France believes the lack of rights for users of cycle lanes is a fundamental fault: 'Unfortunately, from the case law that exists, cyclists seem to have fewer rights when they're in a cycle lane than they do on the roads. There are various examples I've come across. For example one in relation to cars exiting their drives when a cycle lane passes: various decisions have adjudged contributory negligence against cyclists for not proceeding with caution past drives when they have claimed against cars which pull out and a collision ensues. Quite clearly this wouldn't happen to a cyclist (or a car driver) if they hit a car which pulled out of its drive into a road. Such cycle lanes are worse than useless.'
The funding of cycle lane networks and signed routes also has a controversial history within London, the London Cycle Network being a case in point. It began as a highly promising idea in 1997 for several hundred miles of high quality cycle route across Greater London. In 2002 its budget was slashed, as was the total mileage it aimed for.

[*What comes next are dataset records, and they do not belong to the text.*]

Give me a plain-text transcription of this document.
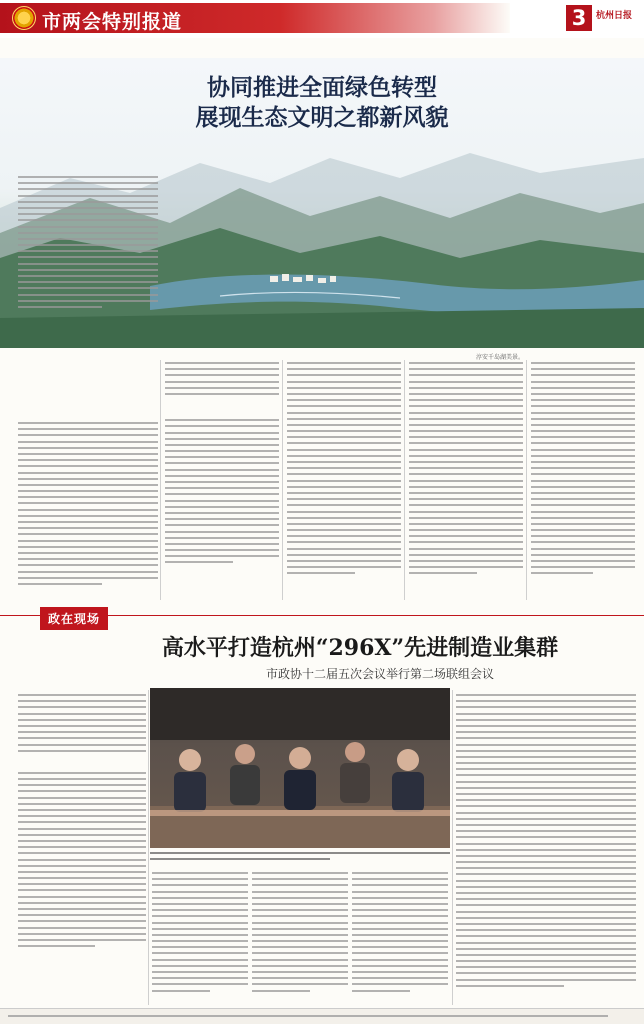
市两会特别报道	3	杭州日报
协同推进全面绿色转型
展现生态文明之都新风貌
淳安千岛湖美景。
政在现场
高水平打造杭州“296X”先进制造业集群
市政协十二届五次会议举行第二场联组会议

A statement from Mayor Boris Johnson on the LCN's website suggests it has finally been abandoned in all but name: 'My view is that, as the final parts of the network increasingly require expensive and unpopular traffic schemes, efforts should be focused on my new direction ... towards more integrated and targeted interventions to make cycling safer, easier and more appealing. These include Cycle Highways.'
As yet, TfL has not confirmed what proportion of the Superhighways will be segregated from motor traffic and what proportion will be on road.